Introdução
A nova Lei das Comunicações Eletrónicas (“LCE”), publicada no passado dia 16 de agosto de 2022, transpõe a Diretiva (UE) 2018/1972, que informa a mais recente reformulação do quadro regulamentar do setor estabelecendo o Código Europeu das Comunicações Eletrónicas (“CECE”).
Há 18 anos, Portugal optou pela condensação do essencial do então quadro regulamentar de 2002 num único diploma, o que facilitou a transposição do CECE mas não se traduziu num ganho de tempo nessa transposição. Podemos apontar como causa do atraso as convulsões do setor, e em particular o episódio da implementação da tecnologia 5G, mais do que a pandemia causada pelo vírus COVID-19, já que, quando esta foi declarada, já estava praticamente esgotado o prazo de transposição.
Tratando-se de um diploma totalmente novo, pode-se dizer que a nova LCE procurou manter (e bem) em grande parte o essencial da estrutura regulatória existente. No entanto, é importante sublinhar que não deixaram de ser introduzidas algumas alterações de relevo que terão certamente impacto no mercado.
Embora não esgote o elenco de alterações, a maior parte das novidades materiais mais relevantes estão concentradas em matérias relacionadas com os direitos dos consumidores, o regime sancionatório e o regime geral de privacidade nas comunicações eletrónicas. Em seguida, a título meramente exemplificativo, elencamos algumas.
Direitos dos consumidores
Relativamente às normas de proteção dos consumidores introduzidas pela nova lei, observamos algumas alterações:
- Período de retenção. De acordo com o novo n.º 3 do artigo 131.º, a disponibilidade de prestações com períodos de retenção mais curtos, 12 ou 6 meses, já não é obrigatória, contudo é definido um limite máximo de 24 meses.
- Indisponibilidade do serviço. A lei refere que qualquer situação reportada de indisponibilidade do serviço que se prolongue por mais do que 24 horas obriga ao crédito do valor equivalente por parte do operador. A devolução deste valor não se aplica somente aos casos em que há interrupções de mais de 24 horas consecutivas, mas também às situações em que as falhas somadas excedem esse tempo, por período de faturação. No entanto, para o consumidor poder rescindir o contrato sem custos, é necessário um período de 15 dias de persistência do problema, após este ser reportado.
- Situações em que não há cobrança de custos de rescisão antecipada. A nova LCE definiu um conjunto de situações perante as quais não podem ser cobrados custos de rescisão antecipada, como o desemprego (por facto não imputável ao consumidor), a incapacidade para o trabalho superior a 60 dias com quebras de rendimento ou a alteração de morada para um local onde o operador não possa disponibilizar um serviço equivalente.
Privacidade nas comunicações eletrónicas
- Alteração à Lei da Privacidade nas Comunicações Eletrónicas. No que diz respeito à Lei da Privacidade nas Comunicações Eletrónicas (Lei n.º 41/2004, de 18 de agosto), alteram-se os artigos 7.° e 10.° da mencionada lei. No essencial, as alterações prendem-se com o alargamento do universo das organizações a quem podem ser comunicados os dados pessoais de localização de comunicações de emergência, passando a abranger não apenas as organizações que têm competência legal para receber tais comunicações, mas também as competentes para as tratar
- Faturação detalhada. O n.°5 do artigo 122.° da nova LCE prevê que nas faturas detalhadas não é exigível a identificação das chamadas facultadas a título gratuito, incluindo as chamadas para serviços de assistência.
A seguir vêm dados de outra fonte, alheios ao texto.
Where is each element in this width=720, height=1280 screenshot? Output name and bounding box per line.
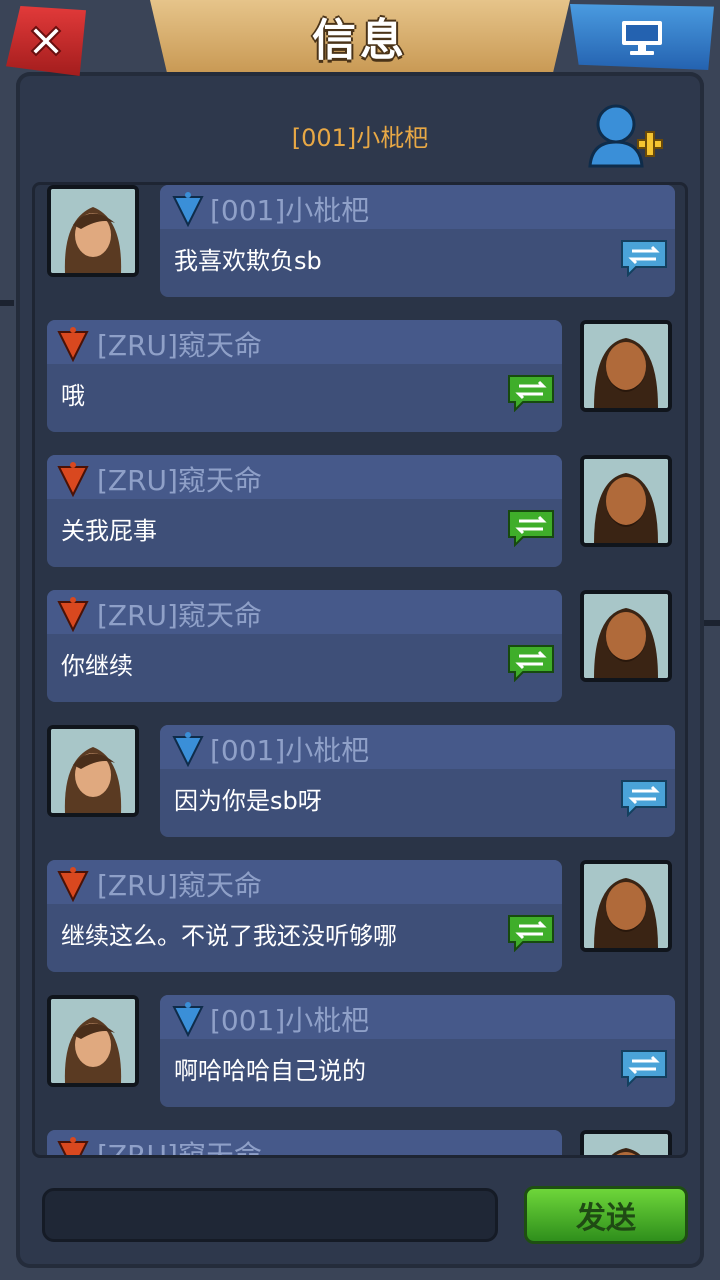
male-avatar-portrait [584, 594, 668, 678]
sender-name: [ZRU]窥天命 [97, 329, 262, 362]
blue-team-flag-icon [172, 1002, 204, 1037]
frame-crack [704, 620, 720, 626]
add-friend-icon [588, 104, 663, 168]
bearded-male-avatar[interactable] [580, 320, 672, 412]
message-bubble: [ZRU]窥天命 [47, 1130, 562, 1158]
sender-name: [001]小枇杷 [210, 194, 370, 227]
message-text: 我喜欢欺负sb [174, 247, 322, 275]
female-avatar-portrait [51, 999, 135, 1083]
reply-icon[interactable] [620, 237, 668, 277]
message-text: 你继续 [61, 652, 133, 680]
red-team-flag-icon [57, 597, 89, 632]
message-bubble: [001]小枇杷 我喜欢欺负sb [160, 185, 675, 297]
sender-row: [ZRU]窥天命 [47, 1130, 562, 1158]
sender-row: [001]小枇杷 [160, 725, 675, 769]
send-button-label: 发送 [576, 1201, 636, 1236]
message-bubble: [001]小枇杷 啊哈哈哈自己说的 [160, 995, 675, 1107]
sender-name: [ZRU]窥天命 [97, 464, 262, 497]
bearded-male-avatar[interactable] [580, 1130, 672, 1155]
message-row: [ZRU]窥天命 关我屁事 [35, 455, 685, 567]
reply-icon[interactable] [507, 507, 555, 547]
screen-toggle-button[interactable] [570, 4, 714, 70]
female-avatar-portrait [51, 189, 135, 273]
message-row: [ZRU]窥天命 继续这么。不说了我还没听够哪 [35, 860, 685, 972]
sender-row: [ZRU]窥天命 [47, 455, 562, 499]
female-avatar-portrait [51, 729, 135, 813]
male-avatar-portrait [584, 1134, 668, 1155]
message-text: 继续这么。不说了我还没听够哪 [61, 922, 397, 950]
red-team-flag-icon [57, 462, 89, 497]
female-avatar[interactable] [47, 185, 139, 277]
frame-crack [0, 300, 14, 306]
female-avatar[interactable] [47, 725, 139, 817]
male-avatar-portrait [584, 459, 668, 543]
message-bubble: [ZRU]窥天命 哦 [47, 320, 562, 432]
message-row: [ZRU]窥天命 你继续 [35, 590, 685, 702]
message-row: [001]小枇杷 我喜欢欺负sb [35, 185, 685, 297]
blue-team-flag-icon [172, 732, 204, 767]
message-list[interactable]: [001]小枇杷 我喜欢欺负sb [ZRU]窥天命 哦 [ZRU]窥天命 关我屁… [32, 182, 688, 1158]
red-team-flag-icon [57, 867, 89, 902]
sender-name: [ZRU]窥天命 [97, 599, 262, 632]
title-banner: 信息 [150, 0, 570, 72]
reply-icon[interactable] [507, 912, 555, 952]
message-bubble: [ZRU]窥天命 继续这么。不说了我还没听够哪 [47, 860, 562, 972]
reply-icon[interactable] [620, 1047, 668, 1087]
message-row: [001]小枇杷 因为你是sb呀 [35, 725, 685, 837]
message-row: [ZRU]窥天命 [35, 1130, 685, 1158]
message-text: 因为你是sb呀 [174, 787, 322, 815]
close-button[interactable] [6, 6, 86, 76]
sender-row: [001]小枇杷 [160, 185, 675, 229]
message-bubble: [ZRU]窥天命 关我屁事 [47, 455, 562, 567]
bearded-male-avatar[interactable] [580, 590, 672, 682]
sender-name: [001]小枇杷 [210, 1004, 370, 1037]
message-text: 哦 [61, 382, 85, 410]
bearded-male-avatar[interactable] [580, 455, 672, 547]
sender-name: [001]小枇杷 [210, 734, 370, 767]
page-title: 信息 [312, 15, 408, 66]
reply-icon[interactable] [507, 372, 555, 412]
red-team-flag-icon [57, 327, 89, 362]
message-bubble: [ZRU]窥天命 你继续 [47, 590, 562, 702]
sender-row: [ZRU]窥天命 [47, 590, 562, 634]
reply-icon[interactable] [507, 642, 555, 682]
female-avatar[interactable] [47, 995, 139, 1087]
message-input[interactable] [42, 1188, 498, 1242]
reply-icon[interactable] [620, 777, 668, 817]
message-bubble: [001]小枇杷 因为你是sb呀 [160, 725, 675, 837]
message-row: [ZRU]窥天命 哦 [35, 320, 685, 432]
message-row: [001]小枇杷 啊哈哈哈自己说的 [35, 995, 685, 1107]
blue-team-flag-icon [172, 192, 204, 227]
add-friend-button[interactable] [586, 102, 666, 172]
send-button[interactable]: 发送 [524, 1186, 688, 1244]
message-text: 关我屁事 [61, 517, 157, 545]
sender-name: [ZRU]窥天命 [97, 1139, 262, 1158]
red-team-flag-icon [57, 1137, 89, 1155]
monitor-icon [622, 21, 662, 55]
sender-row: [ZRU]窥天命 [47, 320, 562, 364]
sender-row: [ZRU]窥天命 [47, 860, 562, 904]
close-icon [30, 25, 62, 57]
male-avatar-portrait [584, 864, 668, 948]
sender-row: [001]小枇杷 [160, 995, 675, 1039]
bearded-male-avatar[interactable] [580, 860, 672, 952]
sender-name: [ZRU]窥天命 [97, 869, 262, 902]
message-text: 啊哈哈哈自己说的 [174, 1057, 366, 1085]
male-avatar-portrait [584, 324, 668, 408]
- Prevenção da contratação. Pela leitura do artigo 126.° não fica resulta claro se, no caso dos serviços prestados a uma empresa, quem vai integrar a base de dados é a empresa que contrata os serviços de comunicações eletrónicas ou se são os trabalhadores enquanto efetivos utilizadores dos serviços.
Regime sancionatório
O artigo 176.º da LCE, e em parte também o artigo 164.º, definem um novo quadro sancionatório muito alargado das comunicações eletrónicas em Portugal.
Mais alguns detalhes
- “Serviço de comunicações eletrónicas”. Alarga-se a definição de “serviço de comunicações eletrónicas” pelo que passa a incluir um leque atividades tipicamente realizadas por aplicações de mensagens instantâneas, correio eletrónico, chamadas telefónicas pela Internet e mensagens pessoais fornecidas através de meios de comunicação social.
- Regime de autorização geral. Impõe um dever de comunicação, segundo o qual as empresas que pretendam oferecer redes públicas de comunicações eletrónicas e serviços de comunicações eletrónicas acessíveis ao público devem comunicar previamente à Autoridade Reguladora Nacional (“ARN”) o início de atividade.